The other side of the equation is financial intelligence, or following the financial transactions of a target to understand its size, capabilities, and possible actions. The 9/11 commission argued, and Levitt agrees, that as effective as it can be for stopping funds, financial intelligence is infinitely more effective as an intelligence tool, to following links between individuals and organizations from a source of funding to the users and even operators.

“And there have been instances where we have followed it upstream to the point of uncovering actual trigger pullers,” Levitt said.

This is undermined when intelligence agencies focus on one or two groups, because fundraising agents often overlap and can be caught if following seemingly secondary trails. Another problem in pursuing financial intelligence is convincing allies to perform it seriously.

“As a pre-emptive tool, we are still convincing allies that this is something they should seriously invest their time in,” Levitt said.
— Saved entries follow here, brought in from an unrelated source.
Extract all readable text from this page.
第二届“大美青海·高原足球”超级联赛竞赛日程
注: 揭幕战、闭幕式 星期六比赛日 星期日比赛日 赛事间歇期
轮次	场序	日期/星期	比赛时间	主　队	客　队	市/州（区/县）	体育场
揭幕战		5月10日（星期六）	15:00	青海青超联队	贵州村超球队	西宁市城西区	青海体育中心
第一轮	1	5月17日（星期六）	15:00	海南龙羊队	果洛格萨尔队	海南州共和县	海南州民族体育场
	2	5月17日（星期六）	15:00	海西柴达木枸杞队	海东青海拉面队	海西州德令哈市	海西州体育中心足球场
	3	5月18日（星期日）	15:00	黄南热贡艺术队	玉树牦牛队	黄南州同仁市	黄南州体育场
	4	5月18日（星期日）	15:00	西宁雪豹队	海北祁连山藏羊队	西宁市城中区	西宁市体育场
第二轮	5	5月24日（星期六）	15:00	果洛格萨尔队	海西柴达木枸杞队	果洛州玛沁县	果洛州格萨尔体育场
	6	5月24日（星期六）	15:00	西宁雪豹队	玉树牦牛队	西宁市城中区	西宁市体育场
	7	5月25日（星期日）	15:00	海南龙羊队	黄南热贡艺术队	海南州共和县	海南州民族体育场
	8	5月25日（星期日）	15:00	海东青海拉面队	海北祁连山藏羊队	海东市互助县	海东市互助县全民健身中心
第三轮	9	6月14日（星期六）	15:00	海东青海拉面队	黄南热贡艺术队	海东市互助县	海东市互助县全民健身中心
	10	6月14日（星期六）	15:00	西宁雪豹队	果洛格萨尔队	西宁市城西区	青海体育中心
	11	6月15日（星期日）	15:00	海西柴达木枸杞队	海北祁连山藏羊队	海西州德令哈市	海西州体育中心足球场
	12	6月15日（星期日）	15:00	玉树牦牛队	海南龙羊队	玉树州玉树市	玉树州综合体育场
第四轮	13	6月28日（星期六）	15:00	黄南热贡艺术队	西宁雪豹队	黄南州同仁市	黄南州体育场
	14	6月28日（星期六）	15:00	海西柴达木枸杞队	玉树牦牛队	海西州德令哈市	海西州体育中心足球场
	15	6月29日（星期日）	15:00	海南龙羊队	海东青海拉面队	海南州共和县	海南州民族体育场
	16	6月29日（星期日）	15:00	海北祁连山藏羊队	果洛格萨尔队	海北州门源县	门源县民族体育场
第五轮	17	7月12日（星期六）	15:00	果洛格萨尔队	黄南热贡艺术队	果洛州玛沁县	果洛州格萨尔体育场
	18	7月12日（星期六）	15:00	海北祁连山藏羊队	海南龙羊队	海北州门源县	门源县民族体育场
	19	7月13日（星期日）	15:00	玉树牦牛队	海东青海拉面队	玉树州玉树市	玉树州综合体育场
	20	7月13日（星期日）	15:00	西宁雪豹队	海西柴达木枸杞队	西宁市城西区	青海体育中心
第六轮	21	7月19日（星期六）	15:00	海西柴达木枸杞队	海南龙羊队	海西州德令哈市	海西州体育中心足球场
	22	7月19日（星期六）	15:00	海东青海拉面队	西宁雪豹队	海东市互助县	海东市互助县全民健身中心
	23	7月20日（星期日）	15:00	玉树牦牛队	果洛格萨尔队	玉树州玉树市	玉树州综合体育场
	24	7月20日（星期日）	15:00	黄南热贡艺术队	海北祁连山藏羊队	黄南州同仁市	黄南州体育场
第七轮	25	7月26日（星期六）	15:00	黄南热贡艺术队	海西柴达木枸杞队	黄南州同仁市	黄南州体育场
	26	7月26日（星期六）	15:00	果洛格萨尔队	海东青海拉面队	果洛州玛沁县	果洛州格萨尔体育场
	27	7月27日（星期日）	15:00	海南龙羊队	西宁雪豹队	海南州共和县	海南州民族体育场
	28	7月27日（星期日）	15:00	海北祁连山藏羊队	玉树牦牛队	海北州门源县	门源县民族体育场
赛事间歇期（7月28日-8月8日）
That, and the importance of intelligence for freezing assets as well, reminded him of being in a leaky boat, he said. “Until we get a lot more partners doing this, we’re just not going to have a system where people are looking at this and sharing information in a timely and effective way.”

Regulatory Blind Spots

Jonathan Winer, a former deputy assistant secretary of state for international law enforcement and a senior vice president of APCO Worldwide, a consulting firm, supported broad technocratic methods of countering terrorism financing.

That is, first, setting up a universal marking and labeling system to track commerce. The government does so with bottles of water, but not diamonds, timber, currency or fertilizer.

“We could,” Winer said, “but we don’t.”

In addition, there are huge regulatory blind spots, as shown in the problems predicting risk in the current financial crisis. If the government can’t track trillions of dollars in financial institutions, how can it follow the relatively small amounts of money used in terrorist attacks.

Every failed state is a blind area, Winer said, as are store-value cards, currency, unregulated hedge funds, he said.

To erase the blind spots, Winer recommended creating a technocratic system for collecting intelligence on commerce and finances on a daily basis. This includes universal marking and labeling systems for trade as well as a regulatory system that will follow currently exempted financial vehicles.

And Winer hopes that’s what the next administration will try to do.